Gregory 244pm - And the same thing happened with technical reports that involved lots of equations, figures, graphs, ... . In the old days there were a couple of secretaries who specialized in producing ('typing up') the stuff we engineers gave them in our scribbled handwriting and drawings. They used rub-off stencils for the special mathematical symbols called for in the equations, and there was a 'Graphics Department' that made the figures and graphics. And as the author you had to go through what seemed like a gazillion edit copies and corrections before it was ready for publication. And then came the PC with word processors, draw packages, and equation processors which put all those boys and girls out of business since no engineer would ever let anyone generate one of their technical reports save, perhaps, to add some references, footnotes, and company formatted covers and control numbers. The times they were a changin'.

(The same thing happened with aerospace 'programming departments' before every engineer learned to code and 'IBM cards' generated by 'Key Punch' Departments were replaced by 'write to disk' work stations. I kept two programmers busy until I learned Fortran then Basic. Then I did my own card decks and made my own runs. My programmers went to Disney where one became the head of its Animatronics Division, and the other the head of all Disney amusement park computer systems. We are still friends to this day.)

Bill Tozer

When teenagers who did not work end up in Silicon Valley

THE MISERABLE LIFE IN WOKE SILICON VALLEY

https://www.powerlineblog.com/archives/2022/01/the-miserable-life-in-woke-silicon-valley.php

scenes

"THE MISERABLE LIFE IN WOKE SILICON VALLEY"

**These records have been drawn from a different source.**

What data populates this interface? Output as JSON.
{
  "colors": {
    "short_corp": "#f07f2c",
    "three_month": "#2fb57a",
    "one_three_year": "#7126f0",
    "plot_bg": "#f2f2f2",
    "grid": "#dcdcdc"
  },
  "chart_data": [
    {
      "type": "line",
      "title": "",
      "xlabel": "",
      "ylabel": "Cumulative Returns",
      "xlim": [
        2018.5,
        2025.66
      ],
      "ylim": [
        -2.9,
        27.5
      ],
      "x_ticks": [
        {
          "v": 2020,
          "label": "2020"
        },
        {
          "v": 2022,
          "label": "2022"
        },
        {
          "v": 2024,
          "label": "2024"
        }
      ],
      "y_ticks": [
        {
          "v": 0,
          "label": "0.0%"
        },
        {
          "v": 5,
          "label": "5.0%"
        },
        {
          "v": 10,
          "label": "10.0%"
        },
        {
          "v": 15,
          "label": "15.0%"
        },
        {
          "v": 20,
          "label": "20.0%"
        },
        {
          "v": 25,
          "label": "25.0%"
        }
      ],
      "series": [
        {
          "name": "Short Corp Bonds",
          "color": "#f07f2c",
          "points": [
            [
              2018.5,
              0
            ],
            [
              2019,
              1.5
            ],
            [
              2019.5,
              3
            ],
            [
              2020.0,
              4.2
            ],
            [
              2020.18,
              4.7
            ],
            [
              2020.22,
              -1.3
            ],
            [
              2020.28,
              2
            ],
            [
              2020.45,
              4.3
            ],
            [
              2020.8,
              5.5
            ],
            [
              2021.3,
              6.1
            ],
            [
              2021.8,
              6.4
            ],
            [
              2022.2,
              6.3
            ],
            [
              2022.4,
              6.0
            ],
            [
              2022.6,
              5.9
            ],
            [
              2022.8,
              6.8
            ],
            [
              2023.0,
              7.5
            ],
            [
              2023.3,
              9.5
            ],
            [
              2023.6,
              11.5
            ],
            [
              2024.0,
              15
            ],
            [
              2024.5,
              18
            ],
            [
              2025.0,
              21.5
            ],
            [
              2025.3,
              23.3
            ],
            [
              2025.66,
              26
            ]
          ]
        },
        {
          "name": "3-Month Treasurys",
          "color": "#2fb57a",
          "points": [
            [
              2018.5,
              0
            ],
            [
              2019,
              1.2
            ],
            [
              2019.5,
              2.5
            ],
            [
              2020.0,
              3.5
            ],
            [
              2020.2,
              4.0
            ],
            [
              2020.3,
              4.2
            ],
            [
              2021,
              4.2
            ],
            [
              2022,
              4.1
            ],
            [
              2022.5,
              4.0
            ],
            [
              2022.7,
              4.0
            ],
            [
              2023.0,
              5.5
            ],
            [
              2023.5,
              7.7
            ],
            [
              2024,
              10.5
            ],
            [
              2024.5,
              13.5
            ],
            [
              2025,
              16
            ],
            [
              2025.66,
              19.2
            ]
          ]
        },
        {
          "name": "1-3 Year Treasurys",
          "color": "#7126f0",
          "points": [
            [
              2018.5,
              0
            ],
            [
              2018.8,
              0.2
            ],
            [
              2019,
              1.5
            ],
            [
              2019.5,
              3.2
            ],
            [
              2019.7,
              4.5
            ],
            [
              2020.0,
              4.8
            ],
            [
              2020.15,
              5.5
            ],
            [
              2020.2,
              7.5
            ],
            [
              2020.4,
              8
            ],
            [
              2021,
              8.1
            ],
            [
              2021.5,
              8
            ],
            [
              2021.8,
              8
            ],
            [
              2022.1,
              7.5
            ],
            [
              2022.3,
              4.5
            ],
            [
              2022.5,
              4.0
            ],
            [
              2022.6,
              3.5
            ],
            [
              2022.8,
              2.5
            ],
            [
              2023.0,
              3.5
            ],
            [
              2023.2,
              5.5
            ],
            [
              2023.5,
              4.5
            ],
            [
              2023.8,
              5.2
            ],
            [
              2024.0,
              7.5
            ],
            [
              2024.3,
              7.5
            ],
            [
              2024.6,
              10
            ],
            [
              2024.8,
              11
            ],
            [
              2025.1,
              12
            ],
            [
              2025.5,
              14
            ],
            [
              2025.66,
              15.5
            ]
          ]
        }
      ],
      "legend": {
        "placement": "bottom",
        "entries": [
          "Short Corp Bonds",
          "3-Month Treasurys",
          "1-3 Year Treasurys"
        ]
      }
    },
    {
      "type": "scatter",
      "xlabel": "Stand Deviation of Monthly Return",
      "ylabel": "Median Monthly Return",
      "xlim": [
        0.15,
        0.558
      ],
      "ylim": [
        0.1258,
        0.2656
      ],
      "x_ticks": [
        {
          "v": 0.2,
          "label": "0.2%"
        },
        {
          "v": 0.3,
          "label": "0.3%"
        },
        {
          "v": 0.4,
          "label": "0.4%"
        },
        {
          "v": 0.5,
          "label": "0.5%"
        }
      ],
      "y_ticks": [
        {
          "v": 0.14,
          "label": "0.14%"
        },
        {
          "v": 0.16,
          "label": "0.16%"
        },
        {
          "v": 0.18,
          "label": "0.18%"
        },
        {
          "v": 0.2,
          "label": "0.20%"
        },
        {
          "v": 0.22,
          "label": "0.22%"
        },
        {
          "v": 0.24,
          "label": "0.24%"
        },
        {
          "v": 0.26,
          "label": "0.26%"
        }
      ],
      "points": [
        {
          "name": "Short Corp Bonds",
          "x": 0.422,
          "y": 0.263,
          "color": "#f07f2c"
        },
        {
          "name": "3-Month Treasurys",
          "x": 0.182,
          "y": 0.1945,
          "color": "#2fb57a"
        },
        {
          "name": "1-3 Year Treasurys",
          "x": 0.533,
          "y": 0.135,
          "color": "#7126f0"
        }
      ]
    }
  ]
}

That's a nice story, it gives me hope that I'm not misunderstanding the world.

Ya know, if I were smart (not) and ran China (not), I'd use the bejeezus out of that situation.

It wouldn't cost a whole lot to encourage disaster at US companies, particularly ones that you target as strategic.

So, should a US tech startup be in South Dakota? or do you simply give up and go overseas? the latter has it's own serious minuses of course.

If you'd like to check out another wellspring of craziness, look up one Coraline Ada Ehmke (that's a man, baby).

The fact that there's a national political party that is surfing the insanity doesn't surprise me a bit. It's all about winning and if the village has to be destroyed in order to save it, that's cool.